Özgür Arzucan, Hur Junguk, He Yongqun
Department of Computer Engineering, Bogazici University, 34342 Istanbul, Turkey.
Department of Biomedical Sciences, University of North Dakota School of Medicine and Health Sciences, Grand Forks, ND 58202 USA.
BioData Min. 2016 Dec 19;9:41. doi: 10.1186/s13040-016-0118-0. eCollection 2016.
The Interaction Network Ontology (INO) logically represents biological interactions, pathways, and networks. INO has been demonstrated to be valuable in providing a set of structured ontological terms and associated keywords to support literature mining of gene-gene interactions from biomedical literature. However, previous work using INO focused on single keyword matching, while many interactions are represented with two or more interaction keywords used in combination.

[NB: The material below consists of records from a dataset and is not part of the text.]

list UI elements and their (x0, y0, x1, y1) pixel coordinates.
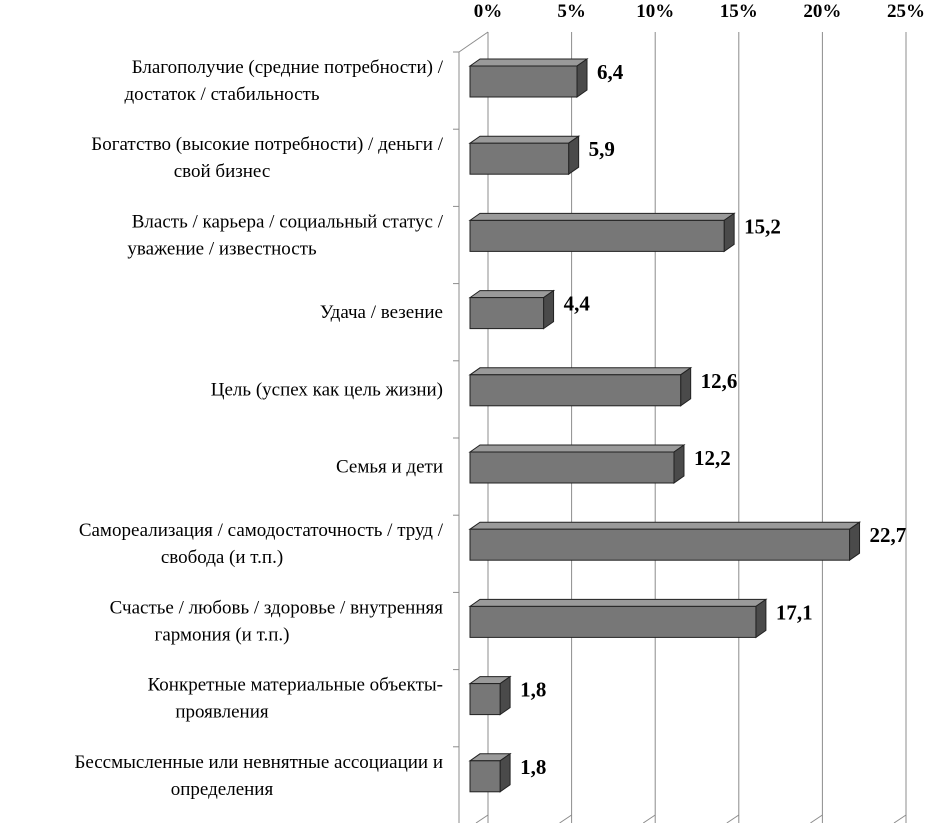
category-label-4: Цель (успех как цель жизни) (211, 379, 443, 400)
side-wall-top-edge (458, 31, 489, 53)
data-label-5: 12,2 (694, 446, 731, 470)
data-label-9: 1,8 (520, 755, 546, 779)
bar-top-face (468, 598, 768, 607)
bar-side-face (543, 289, 555, 330)
category-label-line: Благополучие (средние потребности) / (132, 57, 444, 78)
data-labels: 6,4 5,9 15,2 4,4 12,6 12,2 22,7 17,1 1,8 1,8 (520, 60, 906, 779)
floor-gridline-2 (642, 814, 656, 823)
x-tick-label-0: 0% (474, 1, 503, 22)
bar-5 (468, 444, 686, 484)
x-tick-label-5: 25% (887, 1, 925, 22)
bar-front-face (469, 65, 578, 98)
floor-gridline-0 (475, 814, 489, 823)
category-label-8: Конкретные материальные объекты-проявлен… (148, 675, 443, 723)
bar-front-face (469, 760, 501, 793)
data-label-2: 15,2 (744, 214, 781, 238)
bar-2 (468, 212, 736, 253)
bar-top-face (468, 58, 589, 67)
category-label-line: Бессмысленные или невнятные ассоциации и (74, 752, 443, 773)
category-label-line: проявления (175, 702, 269, 723)
data-label-4: 12,6 (701, 369, 738, 393)
category-label-line: Богатство (высокие потребности) / деньги… (91, 134, 443, 155)
bar-side-face (576, 58, 588, 98)
category-label-line: гармония (и т.п.) (155, 624, 290, 645)
bar-side-face (755, 598, 767, 639)
bar-side-face (499, 675, 511, 716)
bar-front-face (469, 219, 725, 252)
x-tick-label-2: 10% (636, 1, 674, 22)
floor-gridline-5 (893, 814, 907, 823)
data-label-8: 1,8 (520, 678, 546, 702)
bar-4 (468, 366, 693, 407)
bar-top-face (468, 367, 693, 376)
floor-gridline-4 (810, 814, 823, 823)
category-label-line: Семья и дети (336, 457, 443, 478)
category-label-line: уважение / известность (127, 238, 317, 259)
bar-front-face (469, 451, 675, 484)
bar-side-face (723, 212, 735, 253)
data-label-1: 5,9 (589, 137, 615, 161)
data-label-6: 22,7 (870, 523, 907, 547)
bar-top-face (468, 444, 686, 453)
x-tick-label-4: 20% (803, 1, 841, 22)
category-label-line: Удача / везение (320, 302, 443, 323)
bar-top-face (468, 290, 556, 299)
bar-side-face (499, 752, 511, 793)
floor-gridline-1 (559, 814, 572, 823)
bar-side-face (680, 366, 692, 407)
category-label-line: Конкретные материальные объекты- (148, 675, 443, 696)
x-tick-label-1: 5% (557, 1, 586, 22)
bar-top-face (468, 135, 581, 144)
bar-3 (468, 289, 556, 330)
bar-front-face (469, 683, 501, 716)
bar-side-face (673, 444, 685, 484)
category-label-line: определения (171, 779, 274, 800)
category-label-7: Счастье / любовь / здоровье / внутренняя… (110, 597, 444, 645)
bars-layer (468, 58, 862, 793)
data-label-3: 4,4 (564, 292, 591, 316)
bar-top-face (468, 521, 862, 530)
category-label-9: Бессмысленные или невнятные ассоциации и… (74, 752, 443, 800)
bar-front-face (469, 142, 570, 175)
category-label-3: Удача / везение (320, 302, 443, 323)
category-label-line: Цель (успех как цель жизни) (211, 379, 443, 400)
category-label-line: свой бизнес (174, 161, 271, 182)
floor-gridline-3 (726, 814, 740, 823)
category-label-5: Семья и дети (336, 457, 443, 478)
data-label-7: 17,1 (776, 600, 813, 624)
bar-top-face (468, 212, 736, 221)
bar-front-face (469, 605, 757, 638)
bar-9 (468, 752, 512, 793)
bar-side-face (568, 135, 580, 176)
x-tick-label-3: 15% (720, 1, 758, 22)
bar-side-face (849, 521, 861, 562)
category-label-6: Самореализация / самодостаточность / тру… (79, 520, 444, 568)
bar-6 (468, 521, 862, 562)
bar-7 (468, 598, 768, 639)
category-labels: Благополучие (средние потребности) / дост… (74, 57, 443, 800)
category-label-2: Власть / карьера / социальный статус / ув… (127, 211, 443, 259)
data-label-0: 6,4 (597, 60, 624, 84)
category-label-line: свобода (и т.п.) (161, 547, 283, 568)
bar-0 (468, 58, 589, 98)
category-label-line: Счастье / любовь / здоровье / внутренняя (110, 597, 444, 618)
bar-front-face (469, 374, 682, 407)
category-label-1: Богатство (высокие потребности) / деньги… (91, 134, 443, 182)
x-axis-tick-labels: 0% 5% 10% 15% 20% 25% (474, 1, 925, 22)
category-label-line: достаток / стабильность (124, 84, 319, 105)
category-label-0: Благополучие (средние потребности) / дост… (124, 57, 443, 105)
bar-front-face (469, 297, 545, 330)
category-label-line: Власть / карьера / социальный статус / (132, 211, 444, 232)
bar-front-face (469, 528, 851, 561)
bar-1 (468, 135, 581, 176)
bar-8 (468, 675, 512, 716)
category-label-line: Самореализация / самодостаточность / тру… (79, 520, 444, 541)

This paper reports our extension of INO to include combinatory patterns of two or more literature mining keywords co-existing in one sentence to represent specific INO interaction classes. Such keyword combinations and related INO interaction type information could be automatically obtained via SPARQL queries, formatted in Excel format, and used in an INO-supported SciMiner, an in-house literature mining program. We studied the gene interaction sentences from the commonly used benchmark Learning Logic in Language (LLL) dataset and one internally generated vaccine-related dataset to identify and analyze interaction types containing multiple keywords. Patterns obtained from the dependency parse trees of the sentences were used to identify the interaction keywords that are related to each other and collectively represent an interaction type.

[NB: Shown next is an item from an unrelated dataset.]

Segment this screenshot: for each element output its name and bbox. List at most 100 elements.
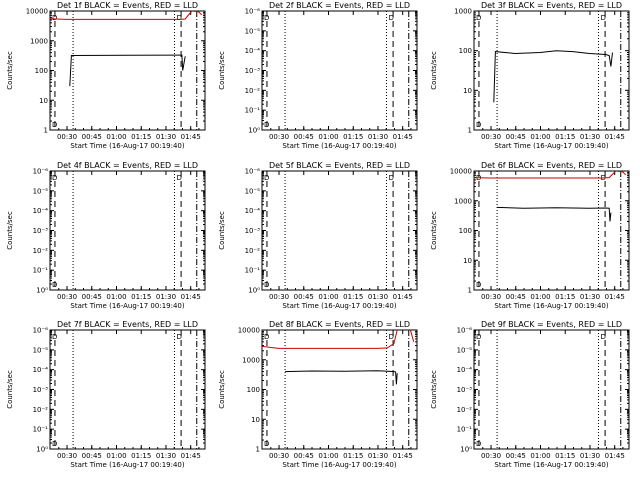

The INO ontology currently has 575 terms including 202 terms under the interaction branch. The relations between the INO interaction types and associated keywords are represented using the INO annotation relations: 'has literature mining keywords' and 'has keyword dependency pattern'. The keyword dependency patterns were generated via running the Stanford Parser to obtain dependency relation types. Out of the 107 interactions in the LLL dataset represented with two-keyword interaction types, 86 were identified by using the direct dependency relations. The LLL dataset contained 34 gene regulation interaction types, each of which associated with multiple keywords. A hierarchical display of these 34 interaction types and their ancestor terms in INO resulted in the identification of specific gene-gene interaction patterns from the LLL dataset. The phenomenon of having multi-keyword interaction types was also frequently observed in the vaccine dataset.
By modeling and representing multiple textual keywords for interaction types, the extended INO enabled the identification of complex biological gene-gene interactions represented with multiple keywords.
相互作用网络本体(INO)从逻辑上表示生物相互作用、途径和网络。INO已被证明在提供一组结构化本体术语和相关关键词以支持从生物医学文献中挖掘基因-基因相互作用方面具有价值。然而,之前使用INO的工作侧重于单个关键词匹配,而许多相互作用是由两个或更多组合使用的相互作用关键词来表示的。
本文报告了我们对INO的扩展,以纳入在同一句子中同时出现的两个或更多文献挖掘关键词的组合模式,以表示特定的INO相互作用类别。此类关键词组合和相关的INO相互作用类型信息可通过SPARQL查询自动获取,以Excel格式格式化,并用于INO支持的SciMiner(一个内部文献挖掘程序)。我们研究了常用基准语言学习逻辑(LLL)数据集中的基因相互作用句子以及一个内部生成的疫苗相关数据集,以识别和分析包含多个关键词的相互作用类型。从句子的依存句法分析树中获得的模式用于识别相互关联并共同表示一种相互作用类型的相互作用关键词。
INO本体目前有575个术语,其中相互作用分支下有202个术语。INO相互作用类型与相关关键词之间的关系使用INO注释关系“具有文献挖掘关键词”和“具有关键词依存模式”来表示。关键词依存模式通过运行斯坦福解析器以获得依存关系类型来生成。在LLL数据集中以双关键词相互作用类型表示的107种相互作用中,有86种通过使用直接依存关系得以识别。LLL数据集包含34种基因调控相互作用类型,每种类型都与多个关键词相关。对INO中这34种相互作用类型及其祖先术语的层次显示导致从LLL数据集中识别出特定的基因-基因相互作用模式。在疫苗数据集中也经常观察到具有多关键词相互作用类型的现象。
通过对相互作用类型的多个文本关键词进行建模和表示,扩展后的INO能够识别由多个关键词表示的复杂生物基因-基因相互作用。